Features

UC Downtown Hotel Project Moves Closer to Reality

By Richard Brenneman
Tuesday June 06, 2006

UC Berkeley’s plans for a high-rise hotel and conference center in downtown Berkeley are moving closer to reality, a university official said Monday. 

“There’s nothing signed yet, but we are in general agreement on the broad issues,” said UC Capital Projects Senior Planner Kevin Hufferd. 

Carpenter and Company, the Boston developer working with the university on the project, has scheduled a June 14 reception to unveil their preliminary plans. 

“We are committed to designing the downtown hotel/conference center consistent with the Berkeley Planning Commission Task Force recommendations,” wrote company President Dick Friedman in a letter to City Councilmember Kriss Worthington.  

The task force he cited was the UC Hotel Task Force, set up by the Planning Commission to offer guidelines for the project, planned for the northeast corner of Shattuck Avenue and Center Street. 

“There’s been no formal application,” said Berkeley Planning Director Dan Marks. “We’ve had some informal conversations, and we have suggested they need to fold the project into the downtown planning process.” 

Carpenter and Company has already picked a name for the new facility—the Berkeley Charles Hotel, named for Charles Square in Boston, where the company has headquartered. 
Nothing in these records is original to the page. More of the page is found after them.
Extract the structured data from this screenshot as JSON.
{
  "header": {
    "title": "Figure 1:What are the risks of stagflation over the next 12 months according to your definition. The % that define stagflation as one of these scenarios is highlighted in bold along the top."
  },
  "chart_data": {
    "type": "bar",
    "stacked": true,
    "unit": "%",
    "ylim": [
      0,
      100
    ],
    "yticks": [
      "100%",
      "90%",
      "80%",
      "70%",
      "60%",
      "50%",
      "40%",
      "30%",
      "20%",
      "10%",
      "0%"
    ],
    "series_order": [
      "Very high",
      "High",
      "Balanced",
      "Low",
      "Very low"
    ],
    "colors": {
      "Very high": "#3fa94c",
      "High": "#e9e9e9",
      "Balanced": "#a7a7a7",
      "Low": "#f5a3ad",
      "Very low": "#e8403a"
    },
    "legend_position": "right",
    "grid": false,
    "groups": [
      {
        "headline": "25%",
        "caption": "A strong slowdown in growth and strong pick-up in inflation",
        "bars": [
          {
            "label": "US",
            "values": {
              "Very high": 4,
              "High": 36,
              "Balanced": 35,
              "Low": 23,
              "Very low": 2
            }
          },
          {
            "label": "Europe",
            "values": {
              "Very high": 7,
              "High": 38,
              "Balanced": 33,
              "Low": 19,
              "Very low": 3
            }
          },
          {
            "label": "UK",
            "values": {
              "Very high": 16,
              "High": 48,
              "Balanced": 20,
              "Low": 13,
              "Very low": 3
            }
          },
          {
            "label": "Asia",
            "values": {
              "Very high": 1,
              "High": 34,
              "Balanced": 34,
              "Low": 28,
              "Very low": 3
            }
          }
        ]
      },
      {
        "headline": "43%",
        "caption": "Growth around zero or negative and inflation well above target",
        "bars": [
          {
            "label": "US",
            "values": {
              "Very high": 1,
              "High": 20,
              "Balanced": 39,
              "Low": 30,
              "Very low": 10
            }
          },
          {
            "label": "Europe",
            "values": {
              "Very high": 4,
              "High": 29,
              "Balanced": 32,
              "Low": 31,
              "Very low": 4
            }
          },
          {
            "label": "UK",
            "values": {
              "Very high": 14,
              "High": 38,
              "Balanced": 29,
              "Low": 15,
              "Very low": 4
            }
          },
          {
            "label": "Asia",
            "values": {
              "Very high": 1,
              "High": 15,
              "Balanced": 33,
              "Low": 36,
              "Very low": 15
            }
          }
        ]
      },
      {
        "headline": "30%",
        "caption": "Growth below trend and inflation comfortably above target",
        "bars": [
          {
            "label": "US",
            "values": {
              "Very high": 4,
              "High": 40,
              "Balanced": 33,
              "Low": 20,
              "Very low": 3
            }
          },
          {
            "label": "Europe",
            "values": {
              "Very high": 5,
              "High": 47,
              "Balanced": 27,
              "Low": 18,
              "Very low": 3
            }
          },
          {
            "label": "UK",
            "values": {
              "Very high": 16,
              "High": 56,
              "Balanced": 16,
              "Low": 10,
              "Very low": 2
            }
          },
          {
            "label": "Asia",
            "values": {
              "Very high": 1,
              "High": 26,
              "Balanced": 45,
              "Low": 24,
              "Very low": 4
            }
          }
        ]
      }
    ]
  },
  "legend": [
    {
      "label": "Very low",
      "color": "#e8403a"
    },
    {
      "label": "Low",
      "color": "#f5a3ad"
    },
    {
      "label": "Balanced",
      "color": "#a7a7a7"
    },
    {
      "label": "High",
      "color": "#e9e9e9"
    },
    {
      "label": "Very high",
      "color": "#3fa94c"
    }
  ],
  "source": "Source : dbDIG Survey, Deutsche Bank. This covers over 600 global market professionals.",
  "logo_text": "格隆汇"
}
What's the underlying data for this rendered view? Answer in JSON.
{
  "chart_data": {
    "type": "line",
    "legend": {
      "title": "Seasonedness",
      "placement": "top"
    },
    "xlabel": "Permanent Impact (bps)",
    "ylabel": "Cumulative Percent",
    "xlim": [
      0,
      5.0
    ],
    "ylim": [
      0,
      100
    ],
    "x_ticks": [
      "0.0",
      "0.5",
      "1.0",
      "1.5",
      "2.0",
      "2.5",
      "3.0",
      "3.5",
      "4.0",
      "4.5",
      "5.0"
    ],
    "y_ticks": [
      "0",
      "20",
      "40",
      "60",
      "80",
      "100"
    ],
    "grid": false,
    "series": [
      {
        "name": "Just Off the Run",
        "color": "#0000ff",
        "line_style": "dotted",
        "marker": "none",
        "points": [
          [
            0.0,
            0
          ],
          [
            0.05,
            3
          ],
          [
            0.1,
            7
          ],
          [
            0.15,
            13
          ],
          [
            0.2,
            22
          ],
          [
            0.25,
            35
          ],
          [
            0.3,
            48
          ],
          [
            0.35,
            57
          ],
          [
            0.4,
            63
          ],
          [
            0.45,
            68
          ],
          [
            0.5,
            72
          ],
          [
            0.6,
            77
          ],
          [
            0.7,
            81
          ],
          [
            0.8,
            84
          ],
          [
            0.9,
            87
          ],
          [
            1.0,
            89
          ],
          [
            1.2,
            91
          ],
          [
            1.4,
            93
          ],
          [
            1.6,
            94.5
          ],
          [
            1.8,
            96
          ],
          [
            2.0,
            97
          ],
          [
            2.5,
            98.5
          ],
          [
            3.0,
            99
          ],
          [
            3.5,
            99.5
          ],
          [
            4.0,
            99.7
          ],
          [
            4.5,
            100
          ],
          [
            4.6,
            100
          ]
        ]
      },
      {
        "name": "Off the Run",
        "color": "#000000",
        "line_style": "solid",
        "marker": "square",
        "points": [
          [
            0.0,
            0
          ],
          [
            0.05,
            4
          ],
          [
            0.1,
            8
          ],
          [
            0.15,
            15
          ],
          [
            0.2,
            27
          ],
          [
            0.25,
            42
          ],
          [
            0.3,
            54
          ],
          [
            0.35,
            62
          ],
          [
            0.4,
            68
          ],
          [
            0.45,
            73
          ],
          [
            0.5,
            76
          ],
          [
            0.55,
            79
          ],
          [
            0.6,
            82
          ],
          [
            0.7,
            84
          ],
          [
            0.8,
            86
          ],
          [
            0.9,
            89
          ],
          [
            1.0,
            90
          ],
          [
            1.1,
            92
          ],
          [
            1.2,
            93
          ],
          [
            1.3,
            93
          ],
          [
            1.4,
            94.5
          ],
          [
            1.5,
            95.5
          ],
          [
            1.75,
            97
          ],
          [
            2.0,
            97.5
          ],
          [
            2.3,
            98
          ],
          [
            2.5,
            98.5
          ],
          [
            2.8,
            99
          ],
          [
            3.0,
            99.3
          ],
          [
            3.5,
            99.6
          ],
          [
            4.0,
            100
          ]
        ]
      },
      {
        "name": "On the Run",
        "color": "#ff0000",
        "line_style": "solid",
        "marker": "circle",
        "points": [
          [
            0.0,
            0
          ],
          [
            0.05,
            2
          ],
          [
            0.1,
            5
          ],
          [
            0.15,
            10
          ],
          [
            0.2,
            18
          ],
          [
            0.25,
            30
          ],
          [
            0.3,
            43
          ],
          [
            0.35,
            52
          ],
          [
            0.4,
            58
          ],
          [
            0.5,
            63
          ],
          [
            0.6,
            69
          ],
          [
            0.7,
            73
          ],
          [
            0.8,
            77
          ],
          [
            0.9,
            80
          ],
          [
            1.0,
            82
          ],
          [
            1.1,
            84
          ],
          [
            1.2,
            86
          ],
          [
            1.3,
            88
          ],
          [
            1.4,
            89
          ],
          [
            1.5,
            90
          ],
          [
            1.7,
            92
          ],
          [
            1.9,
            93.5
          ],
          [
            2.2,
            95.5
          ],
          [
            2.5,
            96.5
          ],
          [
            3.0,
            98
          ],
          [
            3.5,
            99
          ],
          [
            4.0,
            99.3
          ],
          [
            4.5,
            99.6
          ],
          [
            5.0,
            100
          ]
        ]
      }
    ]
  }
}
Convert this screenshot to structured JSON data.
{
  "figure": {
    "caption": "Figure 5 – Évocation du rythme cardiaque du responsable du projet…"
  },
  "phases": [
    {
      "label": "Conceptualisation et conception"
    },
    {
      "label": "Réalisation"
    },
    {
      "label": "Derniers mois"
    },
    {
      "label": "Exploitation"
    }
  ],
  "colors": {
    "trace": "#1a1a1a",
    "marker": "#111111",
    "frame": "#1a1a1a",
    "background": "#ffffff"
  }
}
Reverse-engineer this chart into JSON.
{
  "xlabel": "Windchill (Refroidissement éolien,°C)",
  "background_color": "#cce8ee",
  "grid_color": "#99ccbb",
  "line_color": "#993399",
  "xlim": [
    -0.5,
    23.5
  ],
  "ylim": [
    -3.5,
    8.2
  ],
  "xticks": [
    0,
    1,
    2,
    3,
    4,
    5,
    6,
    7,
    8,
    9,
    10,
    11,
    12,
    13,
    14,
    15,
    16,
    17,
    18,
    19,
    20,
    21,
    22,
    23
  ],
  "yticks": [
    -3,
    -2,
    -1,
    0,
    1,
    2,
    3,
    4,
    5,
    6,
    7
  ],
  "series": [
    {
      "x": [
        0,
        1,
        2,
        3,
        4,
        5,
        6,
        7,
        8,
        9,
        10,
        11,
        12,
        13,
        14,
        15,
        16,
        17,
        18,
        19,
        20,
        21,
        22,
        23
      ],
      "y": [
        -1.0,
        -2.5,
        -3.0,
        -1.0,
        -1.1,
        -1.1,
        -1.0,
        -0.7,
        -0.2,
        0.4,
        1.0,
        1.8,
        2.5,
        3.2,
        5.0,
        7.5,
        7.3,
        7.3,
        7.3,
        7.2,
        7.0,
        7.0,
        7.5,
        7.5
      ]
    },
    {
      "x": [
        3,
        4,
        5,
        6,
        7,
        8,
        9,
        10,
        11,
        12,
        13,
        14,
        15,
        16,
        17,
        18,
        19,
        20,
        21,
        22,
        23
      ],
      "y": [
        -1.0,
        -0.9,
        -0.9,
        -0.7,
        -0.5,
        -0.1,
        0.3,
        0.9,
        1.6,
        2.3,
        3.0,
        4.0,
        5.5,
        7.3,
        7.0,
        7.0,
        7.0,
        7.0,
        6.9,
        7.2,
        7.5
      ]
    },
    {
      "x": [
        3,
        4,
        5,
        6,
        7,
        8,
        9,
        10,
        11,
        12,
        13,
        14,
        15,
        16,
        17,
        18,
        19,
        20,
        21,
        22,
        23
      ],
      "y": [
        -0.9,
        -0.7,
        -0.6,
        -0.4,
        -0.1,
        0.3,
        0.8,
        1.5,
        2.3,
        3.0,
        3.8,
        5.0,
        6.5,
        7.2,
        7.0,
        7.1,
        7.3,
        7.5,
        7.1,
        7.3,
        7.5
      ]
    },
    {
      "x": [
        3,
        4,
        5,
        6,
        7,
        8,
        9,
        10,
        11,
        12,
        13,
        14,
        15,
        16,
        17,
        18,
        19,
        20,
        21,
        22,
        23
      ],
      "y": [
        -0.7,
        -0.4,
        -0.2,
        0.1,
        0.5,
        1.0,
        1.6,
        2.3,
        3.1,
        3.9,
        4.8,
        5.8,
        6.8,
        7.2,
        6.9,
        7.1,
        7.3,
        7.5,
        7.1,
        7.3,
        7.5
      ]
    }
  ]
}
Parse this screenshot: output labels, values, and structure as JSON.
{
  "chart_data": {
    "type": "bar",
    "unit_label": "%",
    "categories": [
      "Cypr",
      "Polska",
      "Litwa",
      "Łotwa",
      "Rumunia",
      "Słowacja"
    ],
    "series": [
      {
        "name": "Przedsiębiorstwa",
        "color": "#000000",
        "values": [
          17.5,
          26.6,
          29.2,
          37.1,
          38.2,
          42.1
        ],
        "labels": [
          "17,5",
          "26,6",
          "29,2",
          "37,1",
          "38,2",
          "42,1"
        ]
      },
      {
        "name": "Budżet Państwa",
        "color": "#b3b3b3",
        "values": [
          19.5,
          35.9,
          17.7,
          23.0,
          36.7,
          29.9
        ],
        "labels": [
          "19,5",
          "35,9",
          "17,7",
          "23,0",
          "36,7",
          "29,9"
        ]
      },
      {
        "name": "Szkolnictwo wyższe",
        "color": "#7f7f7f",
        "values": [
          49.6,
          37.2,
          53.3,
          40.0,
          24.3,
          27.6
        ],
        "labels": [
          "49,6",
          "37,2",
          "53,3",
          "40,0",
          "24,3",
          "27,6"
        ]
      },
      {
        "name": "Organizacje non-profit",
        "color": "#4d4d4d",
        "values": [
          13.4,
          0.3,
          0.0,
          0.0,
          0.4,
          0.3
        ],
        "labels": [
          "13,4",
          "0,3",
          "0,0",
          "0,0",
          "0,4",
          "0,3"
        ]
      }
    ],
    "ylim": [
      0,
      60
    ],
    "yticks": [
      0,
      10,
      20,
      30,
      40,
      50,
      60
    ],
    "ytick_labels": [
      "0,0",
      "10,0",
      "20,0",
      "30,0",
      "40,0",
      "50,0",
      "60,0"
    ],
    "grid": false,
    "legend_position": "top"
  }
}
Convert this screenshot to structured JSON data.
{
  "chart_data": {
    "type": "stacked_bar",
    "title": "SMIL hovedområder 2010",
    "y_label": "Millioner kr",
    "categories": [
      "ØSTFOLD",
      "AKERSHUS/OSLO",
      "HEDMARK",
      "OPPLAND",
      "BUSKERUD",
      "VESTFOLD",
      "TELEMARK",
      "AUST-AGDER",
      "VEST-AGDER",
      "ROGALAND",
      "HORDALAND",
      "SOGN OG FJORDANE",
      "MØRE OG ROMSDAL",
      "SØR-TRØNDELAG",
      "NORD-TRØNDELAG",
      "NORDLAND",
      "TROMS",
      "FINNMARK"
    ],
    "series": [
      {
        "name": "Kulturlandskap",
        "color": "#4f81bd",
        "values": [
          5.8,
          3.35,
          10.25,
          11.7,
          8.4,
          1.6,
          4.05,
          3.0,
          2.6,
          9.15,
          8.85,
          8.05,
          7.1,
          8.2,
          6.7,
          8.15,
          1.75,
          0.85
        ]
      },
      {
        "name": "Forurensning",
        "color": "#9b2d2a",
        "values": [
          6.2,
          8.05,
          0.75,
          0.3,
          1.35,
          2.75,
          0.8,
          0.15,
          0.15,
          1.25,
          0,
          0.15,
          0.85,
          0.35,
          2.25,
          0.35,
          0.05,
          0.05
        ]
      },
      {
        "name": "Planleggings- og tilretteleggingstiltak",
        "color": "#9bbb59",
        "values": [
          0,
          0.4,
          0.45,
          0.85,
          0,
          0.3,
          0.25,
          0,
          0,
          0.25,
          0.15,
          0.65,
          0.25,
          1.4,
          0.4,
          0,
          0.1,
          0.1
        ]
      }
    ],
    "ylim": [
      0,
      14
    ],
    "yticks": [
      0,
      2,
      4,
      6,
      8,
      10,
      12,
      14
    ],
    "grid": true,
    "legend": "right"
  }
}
“We are very excited about this opportunity and want to share our enthusiasm with you and other community leaders,” Friedman wrote. 

During the June 12 reception and conference in the Berkeley Rep’s Roda Theatre, Friedman said his company would be “introducing our team and company background as well as our vision of the Berkeley Charles Hotel.” 

Marks said the hotel project would need several zoning ordinance modifications, “and if they want those, they need to engage in the downtown planning process.” 

That process, embodied in the Downtown Area Plan Advisory Committee, is currently engaged in shaping a new plan for an expanded downtown area. 

That plan is mandated as one of the terms of the settlement of a city lawsuit filed against the university’s Long Range Development Plan for 2020, which includes a massive expansion of university use in the downtown. 

The hotel complex would be located at the site of the current Bank of America branch. 

Hufferd agreed. “This has to work through the planning process,” he said. 

If approved, the project would add a third highrise to the intersection that already houses Berkeley’s two tallest commercial buildings, the Wells Fargo Bank and Power Bar buildings on the western side of Shattuck. Another high-rise, the nine-story Berkeley Arpeggio condos, is scheduled to rise soon in the middle of the block of Center Street immediately to the west. 

“I’m not sure when there’ll actually be a ground-breaking,” said Hufferd. “There’s still a lot to work out.” 

Carpenter and Company has worked closely with Starwood Resorts, the parent company of the firm, which is the planned operator of another hotel planned for downtown Berkeley, the revamped Shattuck Hotel, also on Shattuck a block to the south.